Apparemment les gens rient beaucoup devant le film. Il y a de l’humour dans le film, mais très noir. Le film est extrêmement triste. Je pense à cette scène où la femme du boucher – qui a arrêté de s’alimenter sur les conseils de sa statuette de Saint-François – est étendue devant sa fenêtre et les habitants de la rue se regrouper en masse pour prier devant celle qu’ils prennent alors pour une sainte. Je suis peut-être trop terre-à-terre, mais ce que je vois dans cette scène, ce sont des gens qui se réunissent pour regarder une femme qui se laisse mourir.

Mais les spectateurs rient lors de cette scène ?

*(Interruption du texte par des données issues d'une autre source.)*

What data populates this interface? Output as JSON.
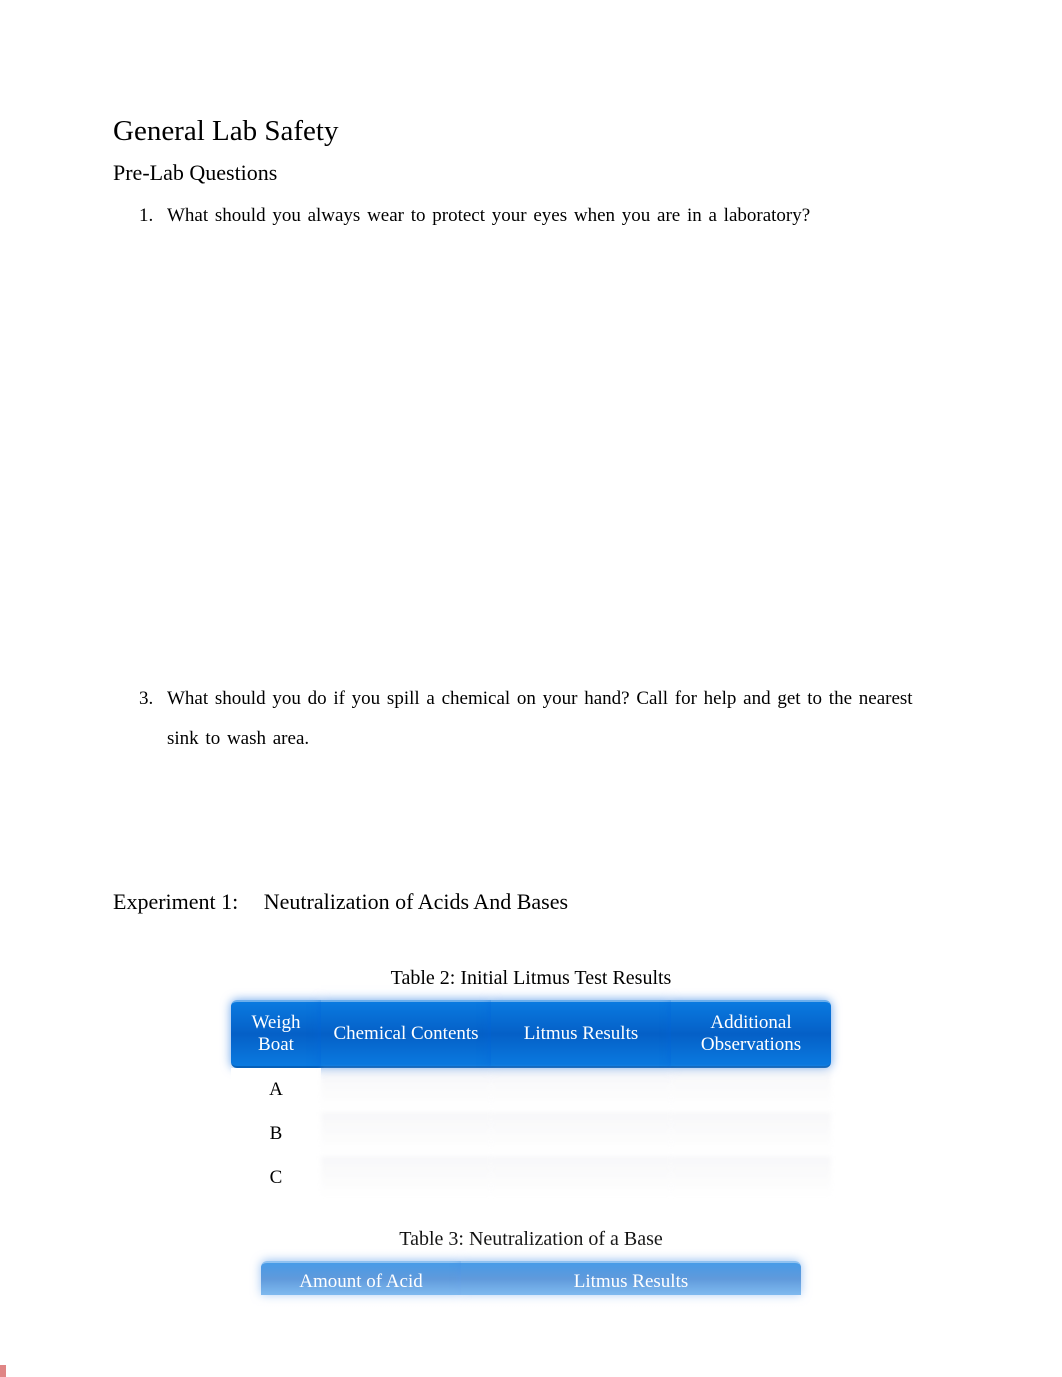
{
  "title": "General Lab Safety",
  "sectionTitle": "Pre-Lab Questions",
  "questions": {
    "q1": {
      "number": "1.",
      "text": "What should you always wear to protect your eyes when you are in a laboratory?"
    },
    "q3": {
      "number": "3.",
      "text": "What should you do if you spill a chemical on your hand? Call for help and get to the nearest sink to wash area."
    }
  },
  "experiment": {
    "label": "Experiment 1:",
    "title": "Neutralization of Acids And Bases"
  },
  "table2": {
    "title": "Table 2: Initial Litmus Test Results",
    "headers": {
      "weighBoat": "Weigh Boat",
      "chemical": "Chemical Contents",
      "litmus": "Litmus Results",
      "observations": "Additional Observations"
    },
    "rows": [
      {
        "weighBoat": "A",
        "chemical": "",
        "litmus": "",
        "observations": ""
      },
      {
        "weighBoat": "B",
        "chemical": "",
        "litmus": "",
        "observations": ""
      },
      {
        "weighBoat": "C",
        "chemical": "",
        "litmus": "",
        "observations": ""
      }
    ]
  },
  "table3": {
    "title": "Table 3: Neutralization of a Base",
    "headers": {
      "amountAcid": "Amount of Acid",
      "litmus": "Litmus Results"
    }
  }
}
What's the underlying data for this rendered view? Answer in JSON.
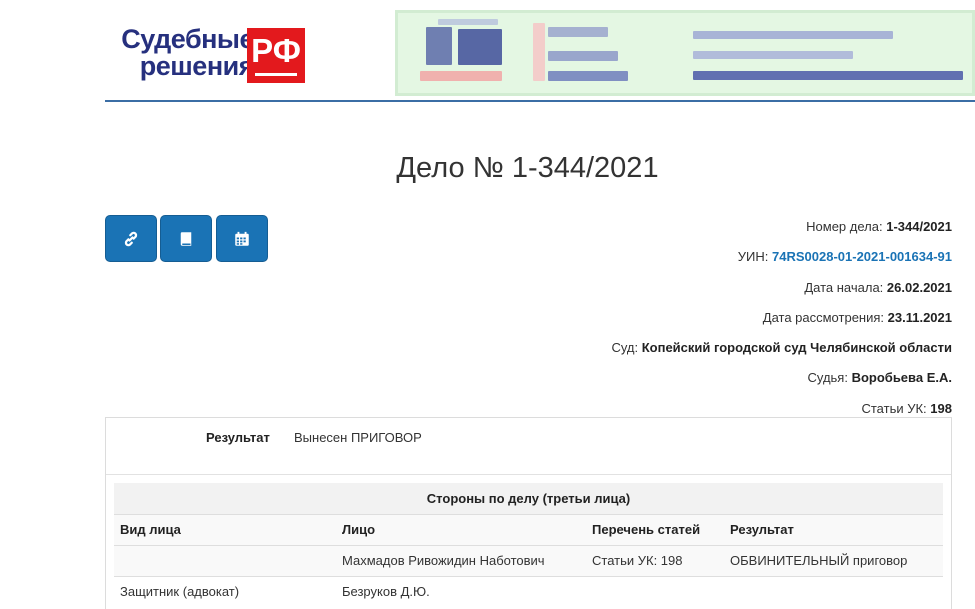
{
  "logo": {
    "line1": "Судебные",
    "line2": "решения",
    "badge": "РФ",
    "brand_color": "#26307e",
    "badge_color": "#e3191d"
  },
  "case": {
    "title": "Дело № 1-344/2021"
  },
  "toolbar": {
    "buttons": [
      {
        "icon": "link-icon"
      },
      {
        "icon": "book-icon"
      },
      {
        "icon": "calendar-icon"
      }
    ],
    "color": "#1a73b5"
  },
  "info": {
    "number_label": "Номер дела:",
    "number_value": "1-344/2021",
    "uin_label": "УИН:",
    "uin_value": "74RS0028-01-2021-001634-91",
    "start_label": "Дата начала:",
    "start_value": "26.02.2021",
    "review_label": "Дата рассмотрения:",
    "review_value": "23.11.2021",
    "court_label": "Суд:",
    "court_value": "Копейский городской суд Челябинской области",
    "judge_label": "Судья:",
    "judge_value": "Воробьева Е.А.",
    "articles_label": "Статьи УК:",
    "articles_value": "198"
  },
  "result": {
    "label": "Результат",
    "value": "Вынесен ПРИГОВОР"
  },
  "parties": {
    "caption": "Стороны по делу (третьи лица)",
    "columns": [
      "Вид лица",
      "Лицо",
      "Перечень статей",
      "Результат"
    ],
    "rows": [
      [
        "",
        "Махмадов Ривожидин Наботович",
        "Статьи УК: 198",
        "ОБВИНИТЕЛЬНЫЙ приговор"
      ],
      [
        "Защитник (адвокат)",
        "Безруков Д.Ю.",
        "",
        ""
      ]
    ]
  }
}
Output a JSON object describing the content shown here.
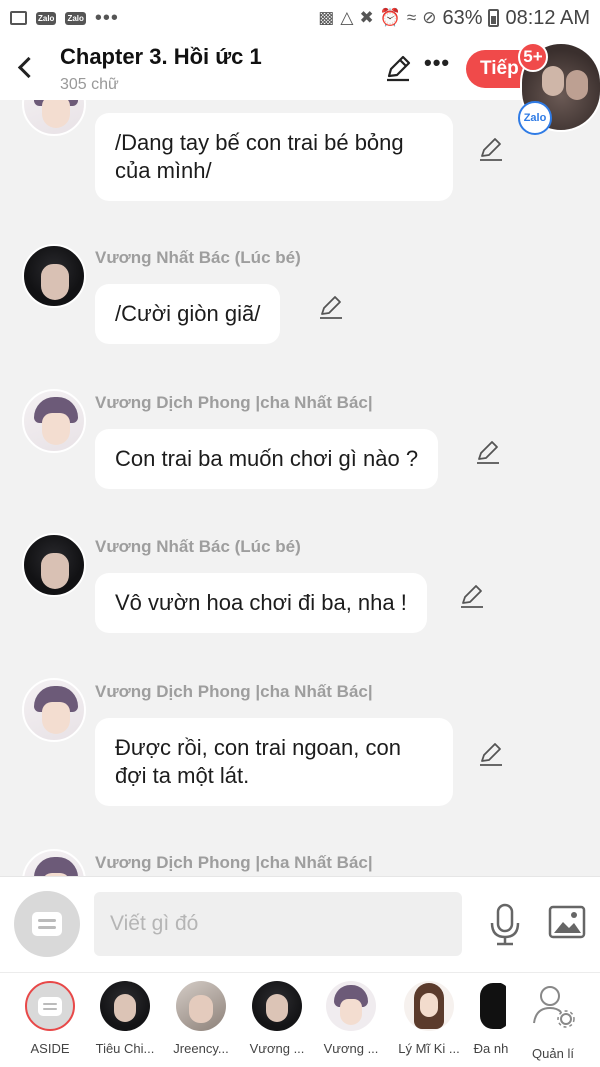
{
  "status_bar": {
    "zalo_1": "Zalo",
    "zalo_2": "Zalo",
    "dots": "•••",
    "battery": "63%",
    "time": "08:12 AM"
  },
  "header": {
    "title": "Chapter 3. Hồi ức 1",
    "word_count": "305 chữ",
    "more": "•••",
    "next_label": "Tiếp",
    "chat_head_badge": "5+",
    "zalo_badge": "Zalo"
  },
  "messages": [
    {
      "sender": "",
      "text": "/Dang tay bế con trai bé bỏng của mình/"
    },
    {
      "sender": "Vương Nhất Bác (Lúc bé)",
      "text": "/Cười giòn giã/"
    },
    {
      "sender": "Vương Dịch Phong |cha Nhất Bác|",
      "text": "Con trai ba muốn chơi gì nào ?"
    },
    {
      "sender": "Vương Nhất Bác (Lúc bé)",
      "text": "Vô vườn hoa chơi đi ba, nha !"
    },
    {
      "sender": "Vương Dịch Phong |cha Nhất Bác|",
      "text": "Được rồi, con trai ngoan, con đợi ta một lát."
    },
    {
      "sender": "Vương Dịch Phong |cha Nhất Bác|",
      "text": ""
    }
  ],
  "composer": {
    "placeholder": "Viết gì đó"
  },
  "characters": [
    {
      "label": "ASIDE"
    },
    {
      "label": "Tiêu Chi..."
    },
    {
      "label": "Jreency..."
    },
    {
      "label": "Vương ..."
    },
    {
      "label": "Vương ..."
    },
    {
      "label": "Lý Mĩ Ki ..."
    },
    {
      "label": "Đa nh"
    },
    {
      "label": "Quản lí"
    }
  ],
  "colors": {
    "accent": "#f04a4a",
    "background": "#f2f2f2",
    "bubble": "#ffffff",
    "sender_name": "#9e9e9e"
  }
}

Manuel Attali [ED distribution/distributeur du film] : Oui. Les gens explosent toujours de rire à ce moment-là. L’opposition avec la scène précédente les fait beaucoup rire.

Alex van Warmerdam :
Je ne comprends pas. [Pause] Le film est triste, mais pas dépressif. Il y a aussi de la lumière. Rire est quelque chose de mystérieux, ça dépend du caractère. Normalement, je ne ris pas beaucoup, hormis un rire de convention. Je ne ris presque jamais devant une scène comique au théâtre par exemple. Je peux trouver ça très drôle, mais je ne me sens pas obligé de rire. Je crois que Les Habitants peut à la fois être drôle et triste, drôle et effrayant. J’aime cette idée. J’ai souvent entendu des gens dire : « Je ne sais pas si je dois rire ou pleurer ». C’est une affaire de goût. Lors de la scène du piège dans la forêt, la femme pousse un cri : un unique « aaaaaaaaaah » très sonore. C’est un moment effrayant et très drôle. Drôle parce que c’est très pensé, très graphique, ça devient une image : avec les deux mains qui lui enserrent le coup, ce cri… On a beaucoup travaillé ce cri, on l’a refait. Mais si les gens ne trouvent pas ça drôle, ce n’est pas un problème, tout le monde est différent.
J’essaie d’éviter le rire. Je m’interdis les blagues dans les films. Mais cela n’empêche pas une sorte d’humour de surgir des situations. Si les gens regardent le spectacle (le film ou la pièce), et qu’il n’y a pas de rires, je n’ai pas le sentiment que c’est raté. Le rire est quelque chose qu’on peut utiliser, un ingrédient possible, mais il n’est pas obligatoire. C’est un plus. Parfois on me disait : « Il n’y a pas eu de rires dans la salle ce soir ». Et alors ?

Vos films sont peu dialogués. Vous avez dit : « Si vous arrivez à faire un film muet, vous êtes au cœur du cinéma ». Il y a de bons films muets aujourd’hui ?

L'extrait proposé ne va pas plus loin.